Car derrière le personnage, derrière le mensonge nous dit
Carrère, il n’y a rien : « Un mensonge, normalement, sert à recouvrir
une vérité, quelque chose de honteux peut-être mais de réel. Le sien
ne recouvrait rien. Sous le faux docteur Romand, il n’y avait pas de
vrai Jean-Claude Romand.»

J.C Romand est un imposteur.
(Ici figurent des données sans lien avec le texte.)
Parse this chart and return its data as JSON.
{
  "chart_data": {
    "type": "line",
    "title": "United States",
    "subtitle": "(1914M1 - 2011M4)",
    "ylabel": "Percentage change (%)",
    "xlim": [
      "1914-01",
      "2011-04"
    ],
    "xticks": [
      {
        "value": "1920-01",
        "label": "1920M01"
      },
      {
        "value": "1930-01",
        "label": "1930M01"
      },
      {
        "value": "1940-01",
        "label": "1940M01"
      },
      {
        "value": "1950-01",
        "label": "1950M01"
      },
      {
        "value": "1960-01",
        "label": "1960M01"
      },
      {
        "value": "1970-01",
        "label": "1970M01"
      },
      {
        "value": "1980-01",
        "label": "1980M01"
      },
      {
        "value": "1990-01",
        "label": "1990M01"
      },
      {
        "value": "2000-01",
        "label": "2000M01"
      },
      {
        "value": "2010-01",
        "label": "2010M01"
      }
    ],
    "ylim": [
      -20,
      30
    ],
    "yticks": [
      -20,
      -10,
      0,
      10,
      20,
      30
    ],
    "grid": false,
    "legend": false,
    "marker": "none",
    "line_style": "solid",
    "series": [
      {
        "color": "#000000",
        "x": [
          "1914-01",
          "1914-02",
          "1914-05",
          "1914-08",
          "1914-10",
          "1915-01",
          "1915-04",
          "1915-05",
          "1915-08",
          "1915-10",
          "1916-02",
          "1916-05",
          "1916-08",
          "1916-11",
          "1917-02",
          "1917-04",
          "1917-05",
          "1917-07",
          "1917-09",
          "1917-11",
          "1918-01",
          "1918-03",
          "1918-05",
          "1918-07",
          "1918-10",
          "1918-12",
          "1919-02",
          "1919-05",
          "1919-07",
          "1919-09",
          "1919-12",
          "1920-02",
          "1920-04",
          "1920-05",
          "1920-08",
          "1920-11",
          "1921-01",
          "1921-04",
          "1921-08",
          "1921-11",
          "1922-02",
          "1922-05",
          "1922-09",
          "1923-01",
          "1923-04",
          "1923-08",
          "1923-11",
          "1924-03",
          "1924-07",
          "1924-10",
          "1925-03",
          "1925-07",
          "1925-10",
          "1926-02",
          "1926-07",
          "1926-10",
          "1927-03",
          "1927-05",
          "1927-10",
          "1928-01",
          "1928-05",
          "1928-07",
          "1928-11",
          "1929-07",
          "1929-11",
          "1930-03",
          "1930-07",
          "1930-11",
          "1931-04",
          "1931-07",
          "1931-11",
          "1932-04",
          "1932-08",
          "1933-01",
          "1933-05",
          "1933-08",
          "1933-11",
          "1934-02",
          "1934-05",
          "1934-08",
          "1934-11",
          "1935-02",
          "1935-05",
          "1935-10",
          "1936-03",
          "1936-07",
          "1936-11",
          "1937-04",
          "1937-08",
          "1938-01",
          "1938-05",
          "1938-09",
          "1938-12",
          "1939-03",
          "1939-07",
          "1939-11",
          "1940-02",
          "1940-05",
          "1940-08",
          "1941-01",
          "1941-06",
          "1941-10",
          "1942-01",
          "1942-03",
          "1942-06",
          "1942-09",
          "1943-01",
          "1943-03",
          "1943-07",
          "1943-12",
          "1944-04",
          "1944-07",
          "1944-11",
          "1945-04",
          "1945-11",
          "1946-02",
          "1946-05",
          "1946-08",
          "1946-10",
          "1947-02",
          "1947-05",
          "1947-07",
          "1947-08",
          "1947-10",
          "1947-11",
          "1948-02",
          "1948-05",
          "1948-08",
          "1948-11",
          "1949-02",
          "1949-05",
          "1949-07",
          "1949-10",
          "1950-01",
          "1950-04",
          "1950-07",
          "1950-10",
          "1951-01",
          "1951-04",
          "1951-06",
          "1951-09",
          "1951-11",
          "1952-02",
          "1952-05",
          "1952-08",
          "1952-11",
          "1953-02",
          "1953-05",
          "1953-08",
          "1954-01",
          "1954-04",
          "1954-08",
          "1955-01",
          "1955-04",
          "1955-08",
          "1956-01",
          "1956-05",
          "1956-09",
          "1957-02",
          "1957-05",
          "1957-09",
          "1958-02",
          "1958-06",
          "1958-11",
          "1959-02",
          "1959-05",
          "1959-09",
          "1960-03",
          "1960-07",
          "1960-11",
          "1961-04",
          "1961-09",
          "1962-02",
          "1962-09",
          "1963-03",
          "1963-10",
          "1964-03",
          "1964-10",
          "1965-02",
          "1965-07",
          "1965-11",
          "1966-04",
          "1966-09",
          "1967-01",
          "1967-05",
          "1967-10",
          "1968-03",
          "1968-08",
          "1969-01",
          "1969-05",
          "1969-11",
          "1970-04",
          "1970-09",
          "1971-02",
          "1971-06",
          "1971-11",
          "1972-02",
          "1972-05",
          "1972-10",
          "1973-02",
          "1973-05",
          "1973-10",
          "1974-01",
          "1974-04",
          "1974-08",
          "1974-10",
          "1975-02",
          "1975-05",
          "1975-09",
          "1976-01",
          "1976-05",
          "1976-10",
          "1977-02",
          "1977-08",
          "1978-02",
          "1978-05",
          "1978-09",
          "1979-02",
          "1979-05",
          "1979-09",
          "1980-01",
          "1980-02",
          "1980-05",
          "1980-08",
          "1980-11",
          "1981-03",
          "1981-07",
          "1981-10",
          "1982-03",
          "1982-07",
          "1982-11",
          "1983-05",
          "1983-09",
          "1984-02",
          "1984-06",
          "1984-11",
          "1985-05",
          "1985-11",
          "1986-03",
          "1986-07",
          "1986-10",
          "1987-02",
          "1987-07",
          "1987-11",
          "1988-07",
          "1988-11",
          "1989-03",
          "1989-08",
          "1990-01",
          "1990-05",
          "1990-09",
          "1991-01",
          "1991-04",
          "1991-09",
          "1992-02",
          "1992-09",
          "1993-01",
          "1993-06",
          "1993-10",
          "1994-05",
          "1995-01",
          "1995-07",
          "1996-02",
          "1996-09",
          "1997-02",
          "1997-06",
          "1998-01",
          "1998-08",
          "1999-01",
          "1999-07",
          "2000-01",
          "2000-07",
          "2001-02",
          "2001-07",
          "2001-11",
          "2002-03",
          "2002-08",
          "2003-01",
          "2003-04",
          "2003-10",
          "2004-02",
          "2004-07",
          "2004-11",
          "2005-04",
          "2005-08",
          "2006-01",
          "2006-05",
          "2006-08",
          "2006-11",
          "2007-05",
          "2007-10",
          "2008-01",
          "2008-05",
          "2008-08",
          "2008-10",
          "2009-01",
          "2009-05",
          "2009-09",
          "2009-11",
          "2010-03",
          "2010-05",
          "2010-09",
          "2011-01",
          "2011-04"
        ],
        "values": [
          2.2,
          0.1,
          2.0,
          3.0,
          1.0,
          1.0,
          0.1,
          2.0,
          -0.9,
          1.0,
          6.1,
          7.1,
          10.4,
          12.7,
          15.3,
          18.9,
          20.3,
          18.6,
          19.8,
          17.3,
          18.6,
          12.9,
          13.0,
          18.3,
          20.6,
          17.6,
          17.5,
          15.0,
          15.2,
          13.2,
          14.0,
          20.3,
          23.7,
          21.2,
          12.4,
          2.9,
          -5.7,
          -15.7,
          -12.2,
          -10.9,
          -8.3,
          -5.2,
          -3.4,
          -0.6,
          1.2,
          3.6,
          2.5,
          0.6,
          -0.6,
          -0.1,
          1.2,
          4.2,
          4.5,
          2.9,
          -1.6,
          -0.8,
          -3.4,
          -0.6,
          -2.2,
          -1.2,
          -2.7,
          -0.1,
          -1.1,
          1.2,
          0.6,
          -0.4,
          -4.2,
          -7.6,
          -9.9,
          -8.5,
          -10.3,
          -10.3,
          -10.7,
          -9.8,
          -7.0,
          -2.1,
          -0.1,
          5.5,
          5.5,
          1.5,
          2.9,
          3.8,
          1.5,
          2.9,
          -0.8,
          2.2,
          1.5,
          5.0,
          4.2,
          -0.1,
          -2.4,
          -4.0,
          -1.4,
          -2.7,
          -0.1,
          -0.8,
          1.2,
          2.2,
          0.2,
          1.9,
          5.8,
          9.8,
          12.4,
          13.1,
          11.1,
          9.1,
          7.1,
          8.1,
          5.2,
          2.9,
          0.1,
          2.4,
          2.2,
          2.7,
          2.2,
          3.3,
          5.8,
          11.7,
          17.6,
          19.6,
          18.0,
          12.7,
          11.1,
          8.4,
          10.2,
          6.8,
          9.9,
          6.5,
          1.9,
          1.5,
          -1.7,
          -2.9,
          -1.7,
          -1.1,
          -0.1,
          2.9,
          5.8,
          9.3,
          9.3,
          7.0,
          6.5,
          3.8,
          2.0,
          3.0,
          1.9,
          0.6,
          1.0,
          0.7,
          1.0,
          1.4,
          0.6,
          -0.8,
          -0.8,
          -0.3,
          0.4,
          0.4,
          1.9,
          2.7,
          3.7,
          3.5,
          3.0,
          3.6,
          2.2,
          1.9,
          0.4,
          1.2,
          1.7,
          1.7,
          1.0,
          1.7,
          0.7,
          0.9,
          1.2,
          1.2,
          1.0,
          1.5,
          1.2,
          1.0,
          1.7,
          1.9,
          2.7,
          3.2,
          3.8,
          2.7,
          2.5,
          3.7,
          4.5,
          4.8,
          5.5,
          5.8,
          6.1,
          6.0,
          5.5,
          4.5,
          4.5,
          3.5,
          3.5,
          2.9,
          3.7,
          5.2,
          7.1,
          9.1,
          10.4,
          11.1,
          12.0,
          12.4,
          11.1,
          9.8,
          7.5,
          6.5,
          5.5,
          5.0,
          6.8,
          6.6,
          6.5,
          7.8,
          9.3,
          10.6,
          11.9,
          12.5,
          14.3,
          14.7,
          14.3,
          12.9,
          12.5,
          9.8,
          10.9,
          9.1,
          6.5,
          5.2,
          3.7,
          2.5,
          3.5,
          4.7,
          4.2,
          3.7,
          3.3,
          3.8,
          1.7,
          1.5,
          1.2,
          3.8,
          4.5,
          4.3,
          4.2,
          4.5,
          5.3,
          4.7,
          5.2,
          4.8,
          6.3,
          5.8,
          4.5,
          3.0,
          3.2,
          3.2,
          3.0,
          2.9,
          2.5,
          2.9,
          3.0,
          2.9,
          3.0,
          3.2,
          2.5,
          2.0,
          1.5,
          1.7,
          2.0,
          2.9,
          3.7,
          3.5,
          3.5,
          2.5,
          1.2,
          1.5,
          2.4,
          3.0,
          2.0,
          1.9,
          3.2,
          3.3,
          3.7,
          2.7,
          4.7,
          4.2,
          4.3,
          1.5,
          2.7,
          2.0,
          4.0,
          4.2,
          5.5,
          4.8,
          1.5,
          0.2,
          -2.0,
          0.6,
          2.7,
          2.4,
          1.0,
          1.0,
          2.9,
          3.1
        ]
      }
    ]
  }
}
Obsédé par sa façade sociale dans


un monde ou l’individu est de plus en plus réduit à cette façade,
Romand n’a pas su trouver d’autre voie que de continuer sur le
chemin du mensonge, jusqu’au crime.

Si Carrère a donné pour titre à son roman L’Adversaire, en


donnant à ce mot sons sens biblique, c’est parce que l’écrivain
considérait que Romand avait du livrer un combat contre
lui-même ou contre « les forces du mal », à entendre comme une
part d’ombre venu de l’inconscient.

Romand est un homme, et donc ce qui arrive à Romand


questionne l’homme. Notamment l’homme pris dans la nécessité
du paraître, de l’image sociale, de la nécessité de répondre à des
« croyances » sur les attentes des autres (Femme, parents…)

Ce qui va précipiter la chute de Romand est sans doute sa


relation extra-conjugale avec Corinne, une psychologue pour
enfants divorcée . Romand menait avec elle « grand train »,
l’emmenait dans les plus grands restaurants et lui offrait des
bijoux très chers. Elle lui confiera une très grosse somme
d’argent qu’il est censé placer pour elle en Suisse, il le
dépensera sans compter, accélérant ainsi la menace permanente
d’être découvert dans son imposture.
Jean-Claude rencontre Corinne. Très maladroit, il ne parvient pas vraiment à la
séduire. C'est une relation assez amère, sans grand éclat. Il finit par l'arnaquer elle
aussi. Il réutilise son faux cancer quand celle-ci souhaite le quitter.
Jean-Claude sent l'étau se resserrer sur lui : Corinne demande bientôt à récupérer
son argent. Il noie le poisson comme il peut. Bientôt, une querelle éclate à l'école :
Jean-Claude, après avoir voté pour le licenciement du directeur, prend parti contre.
L'association des parents d'élèves demande une confrontation. Tout bascule
lorsqu'un de ces parents menace de lui « casser la gueule ». Jean-Claude est
terrifié, et n'ose plus rien faire. Florence prend conscience de certains de ses
mensonges. Jean-Claude envisage d'avouer, mais n'y parvient pas.
Jean-Claude, pris au piège, tue sa famille, et essaie de tuer Corinne sans y parvenir.
Il rentre chez lui, met le feu et essaie de suicider.